# Introducing......



## dorasdaddy (Dec 23, 2008)

Not quite sure what to call her yet....  Any suggestions? Our other little girl is named Dora, and we thought maybe Boots since she has the cutest little black back feet

http://photobucket.com/Newbaby


----------



## Valley (Feb 12, 2009)

aww she's so super cute!


----------



## dorasdaddy (Dec 23, 2008)

Valley said:


> aww she's so super cute!


Thanks, and let me welcome you to the board...This is about the best support network you can find for these little prickly pears


----------



## Aleshea (Feb 13, 2009)

How about chloe!


----------



## stephanie (Feb 23, 2009)

Very cute!
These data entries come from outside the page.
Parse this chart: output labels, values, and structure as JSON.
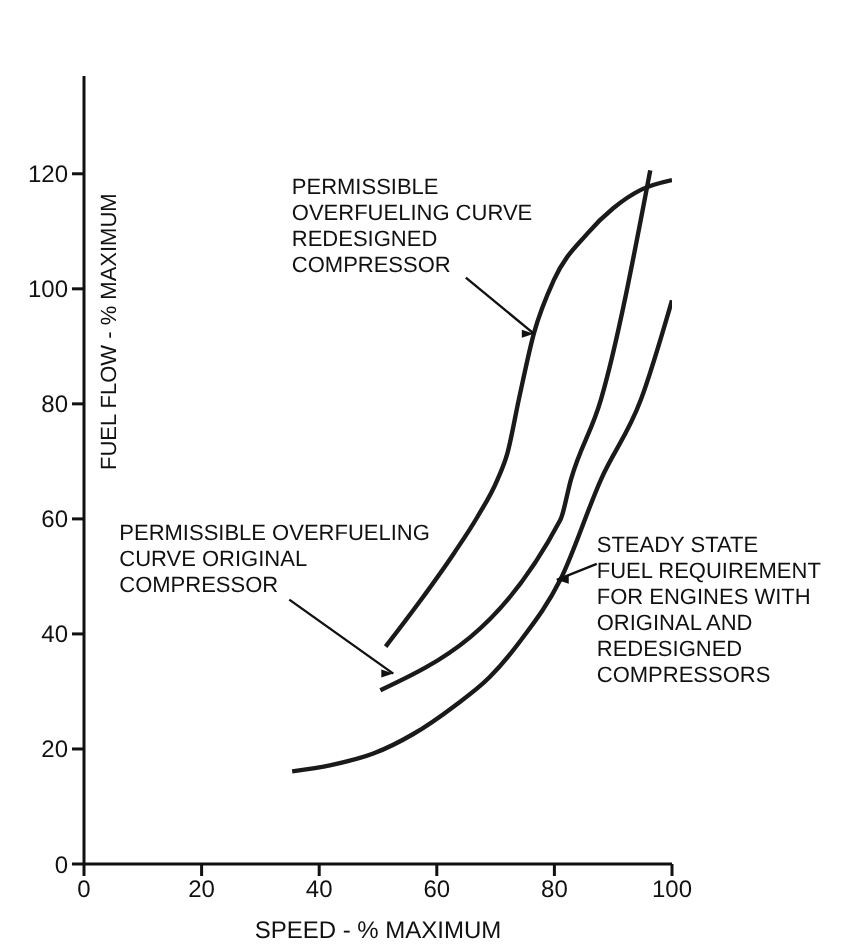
{
  "chart_data": {
    "type": "line",
    "xlabel": "SPEED - % MAXIMUM",
    "ylabel": "FUEL FLOW - % MAXIMUM",
    "xlim": [
      0,
      100
    ],
    "xticks": [
      0,
      20,
      40,
      60,
      80,
      100
    ],
    "ylim": [
      0,
      137
    ],
    "yticks": [
      0,
      20,
      40,
      60,
      80,
      100,
      120
    ],
    "grid": false,
    "legend": false,
    "marker": "none",
    "line_style": "solid",
    "series": [
      {
        "color": "#1a1a1a",
        "x": [
          51.3,
          57,
          62.9,
          67,
          70.3,
          72,
          74,
          76.5,
          79.9,
          85.6,
          90,
          94.7,
          100
        ],
        "values": [
          37.8,
          45.5,
          54,
          60.5,
          66.8,
          71.4,
          81,
          92.2,
          101.5,
          109.6,
          114,
          117.2,
          118.9
        ]
      },
      {
        "color": "#1a1a1a",
        "x": [
          50.4,
          81,
          82.8,
          87.9,
          96.3
        ],
        "values": [
          30.2,
          59.8,
          66.8,
          80.7,
          120.6
        ]
      },
      {
        "color": "#1a1a1a",
        "x": [
          35.4,
          42,
          49.2,
          56,
          62.9,
          69,
          74.3,
          81,
          87.9,
          94.7,
          100
        ],
        "values": [
          16.1,
          17.2,
          19.2,
          22.6,
          27.4,
          32.5,
          38.9,
          49.4,
          66.8,
          80.7,
          98
        ]
      }
    ],
    "annotations": [
      {
        "text": "PERMISSIBLE\nOVERFUELING CURVE\nREDESIGNED\nCOMPRESSOR",
        "x": 76.5,
        "y": 92.2
      },
      {
        "text": "PERMISSIBLE OVERFUELING\nCURVE ORIGINAL\nCOMPRESSOR",
        "x": 52.6,
        "y": 33.1
      },
      {
        "text": "STEADY STATE\nFUEL REQUIREMENT\nFOR ENGINES WITH\nORIGINAL AND\nREDESIGNED\nCOMPRESSORS",
        "x": 80.4,
        "y": 49.4
      }
    ]
  }
}
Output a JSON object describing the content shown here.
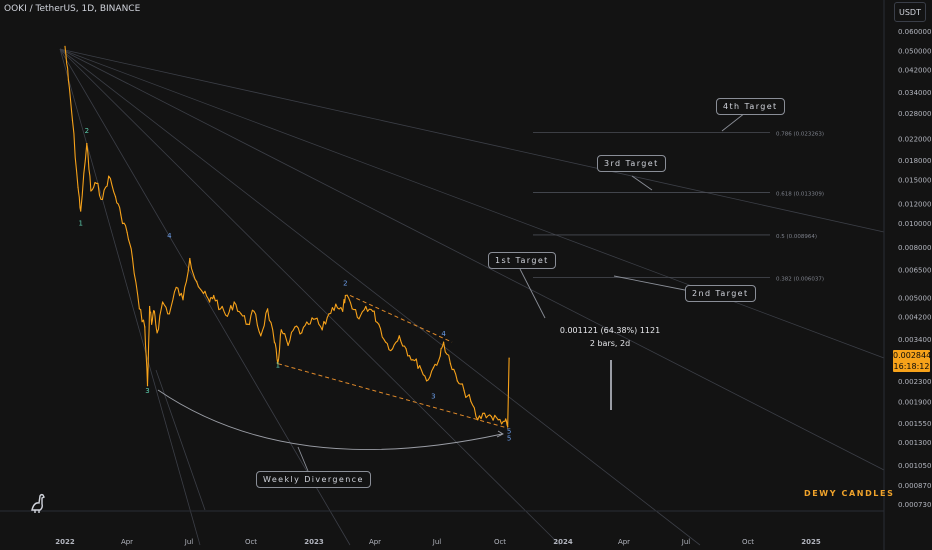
{
  "header": {
    "title": "OOKI / TetherUS, 1D, BINANCE",
    "currency": "USDT"
  },
  "price_tag": {
    "price": "0.002844",
    "countdown": "16:18:12"
  },
  "measure": {
    "line1": "0.001121 (64.38%) 1121",
    "line2": "2 bars, 2d"
  },
  "brand": "DEWY CANDLES",
  "callouts": {
    "t4": "4th Target",
    "t3": "3rd Target",
    "t1": "1st Target",
    "t2": "2nd Target",
    "div": "Weekly Divergence"
  },
  "colors": {
    "price_line": "#f7a21a",
    "wave_blue": "#6b9de8",
    "wave_green": "#5fd0b0",
    "dashed": "#e08a2a",
    "fib": "#4a4d55"
  },
  "chart_data": {
    "type": "line",
    "title": "",
    "xlabel": "",
    "ylabel": "",
    "y_scale": "log",
    "ylim": [
      0.00067,
      0.062
    ],
    "x_ticks": [
      "2022",
      "Apr",
      "Jul",
      "Oct",
      "2023",
      "Apr",
      "Jul",
      "Oct",
      "2024",
      "Apr",
      "Jul",
      "Oct",
      "2025"
    ],
    "y_ticks": [
      "0.060000",
      "0.050000",
      "0.042000",
      "0.034000",
      "0.028000",
      "0.022000",
      "0.018000",
      "0.015000",
      "0.012000",
      "0.010000",
      "0.008000",
      "0.006500",
      "0.005000",
      "0.004200",
      "0.003400",
      "0.002300",
      "0.001900",
      "0.001550",
      "0.001300",
      "0.001050",
      "0.000870",
      "0.000730"
    ],
    "series": [
      {
        "x": [
          "2022-01-01",
          "2022-01-06",
          "2022-01-12",
          "2022-01-20",
          "2022-01-24",
          "2022-02-02",
          "2022-02-08",
          "2022-02-16",
          "2022-02-25",
          "2022-03-06",
          "2022-03-16",
          "2022-03-24",
          "2022-04-02",
          "2022-04-10",
          "2022-04-20",
          "2022-04-28",
          "2022-05-02",
          "2022-05-05",
          "2022-05-08",
          "2022-05-12",
          "2022-05-16",
          "2022-05-24",
          "2022-06-03",
          "2022-06-13",
          "2022-06-23",
          "2022-07-03",
          "2022-07-13",
          "2022-07-23",
          "2022-08-01",
          "2022-08-07",
          "2022-08-17",
          "2022-08-27",
          "2022-09-06",
          "2022-09-16",
          "2022-09-26",
          "2022-10-05",
          "2022-10-15",
          "2022-10-25",
          "2022-11-04",
          "2022-11-09",
          "2022-11-14",
          "2022-11-24",
          "2022-12-04",
          "2022-12-14",
          "2022-12-24",
          "2023-01-03",
          "2023-01-13",
          "2023-01-23",
          "2023-02-02",
          "2023-02-12",
          "2023-02-16",
          "2023-02-26",
          "2023-03-08",
          "2023-03-18",
          "2023-03-28",
          "2023-04-06",
          "2023-04-16",
          "2023-04-26",
          "2023-05-06",
          "2023-05-16",
          "2023-05-26",
          "2023-06-05",
          "2023-06-15",
          "2023-06-25",
          "2023-07-05",
          "2023-07-10",
          "2023-07-20",
          "2023-07-30",
          "2023-08-09",
          "2023-08-19",
          "2023-08-29",
          "2023-09-08",
          "2023-09-18",
          "2023-09-28",
          "2023-10-08",
          "2023-10-12",
          "2023-10-14"
        ],
        "values": [
          0.052,
          0.038,
          0.026,
          0.014,
          0.0112,
          0.021,
          0.0135,
          0.0145,
          0.0125,
          0.0155,
          0.0128,
          0.0108,
          0.0092,
          0.0072,
          0.0045,
          0.0038,
          0.0022,
          0.0046,
          0.0039,
          0.0044,
          0.0036,
          0.0048,
          0.0043,
          0.0055,
          0.0049,
          0.0072,
          0.0058,
          0.0052,
          0.0048,
          0.0051,
          0.0045,
          0.0042,
          0.0048,
          0.0043,
          0.0039,
          0.0044,
          0.0035,
          0.0045,
          0.0033,
          0.0027,
          0.0037,
          0.0032,
          0.0038,
          0.0036,
          0.0039,
          0.0041,
          0.0037,
          0.0043,
          0.0047,
          0.0044,
          0.0051,
          0.0045,
          0.0041,
          0.0046,
          0.0044,
          0.0039,
          0.0033,
          0.0031,
          0.0035,
          0.0031,
          0.0028,
          0.00265,
          0.0023,
          0.0026,
          0.0029,
          0.0033,
          0.0027,
          0.0023,
          0.0021,
          0.0019,
          0.0016,
          0.0017,
          0.00165,
          0.0016,
          0.00158,
          0.0015,
          0.002844
        ]
      }
    ],
    "wave_labels": [
      {
        "x": "2022-01-24",
        "y": 0.0098,
        "text": "1",
        "kind": "green"
      },
      {
        "x": "2022-02-02",
        "y": 0.0232,
        "text": "2",
        "kind": "green"
      },
      {
        "x": "2022-05-02",
        "y": 0.00205,
        "text": "3",
        "kind": "green"
      },
      {
        "x": "2022-06-03",
        "y": 0.0087,
        "text": "4",
        "kind": "blue"
      },
      {
        "x": "2022-11-09",
        "y": 0.0026,
        "text": "1",
        "kind": "green"
      },
      {
        "x": "2023-02-16",
        "y": 0.0056,
        "text": "2",
        "kind": "blue"
      },
      {
        "x": "2023-07-10",
        "y": 0.0035,
        "text": "4",
        "kind": "blue"
      },
      {
        "x": "2023-06-25",
        "y": 0.00195,
        "text": "3",
        "kind": "blue"
      },
      {
        "x": "2023-10-14",
        "y": 0.00141,
        "text": "5",
        "kind": "blue"
      },
      {
        "x": "2023-10-14",
        "y": 0.00132,
        "text": "5",
        "kind": "blue"
      }
    ],
    "fib_levels": [
      {
        "label": "0.786 (0.023263)",
        "value": 0.023263
      },
      {
        "label": "0.618 (0.013309)",
        "value": 0.013309
      },
      {
        "label": "0.5 (0.008964)",
        "value": 0.008964
      },
      {
        "label": "0.382 (0.006037)",
        "value": 0.006037
      }
    ]
  }
}
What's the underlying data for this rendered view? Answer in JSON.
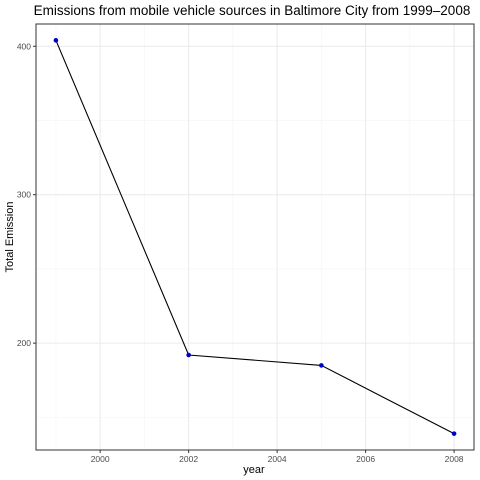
{
  "chart_data": {
    "type": "line",
    "title": "Emissions from mobile vehicle sources in Baltimore City from 1999–2008",
    "xlabel": "year",
    "ylabel": "Total Emission",
    "x": [
      1999,
      2002,
      2005,
      2008
    ],
    "series": [
      {
        "values": [
          404,
          192,
          185,
          139
        ]
      }
    ],
    "xlim": [
      1998.55,
      2008.45
    ],
    "ylim": [
      128,
      415
    ],
    "x_ticks": [
      2000,
      2002,
      2004,
      2006,
      2008
    ],
    "x_tick_labels": [
      "2000",
      "2002",
      "2004",
      "2006",
      "2008"
    ],
    "y_ticks": [
      200,
      300,
      400
    ],
    "y_tick_labels": [
      "200",
      "300",
      "400"
    ],
    "grid": true,
    "legend": "none",
    "colors": {
      "line": "#000000",
      "point": "#0000cc",
      "grid_major": "#ebebeb",
      "grid_minor": "#f5f5f5",
      "panel_border": "#333333"
    }
  }
}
I like Chelsea for a name


----------



## dorasdaddy (Dec 23, 2008)

Shameless bump...lol


----------



## dorasdaddy (Dec 23, 2008)

My g/f suggested Hershey...since she is a little "squirt"...lol


----------



## Mongo911 (Jan 28, 2009)

dorasdaddy said:


> My g/f suggested Hershey...since she is a little "squirt"...lol


then you could call her kiss for short!!!


----------



## dorasdaddy (Dec 23, 2008)

Thanks for the suggestions, but it looks like we will be going with Amelia Dee. According to pettags.com Amelia is and adventurous hard working female...and Dee is a small, dark female....seems to be a perfect fit since she is up and running on her wheel earlier than our other little one and doesnt quit till about the same time.....she loves her wheel but has yet to show any interest in mealworms


----------



## Nancy (Aug 22, 2008)

She is a cutie.


----------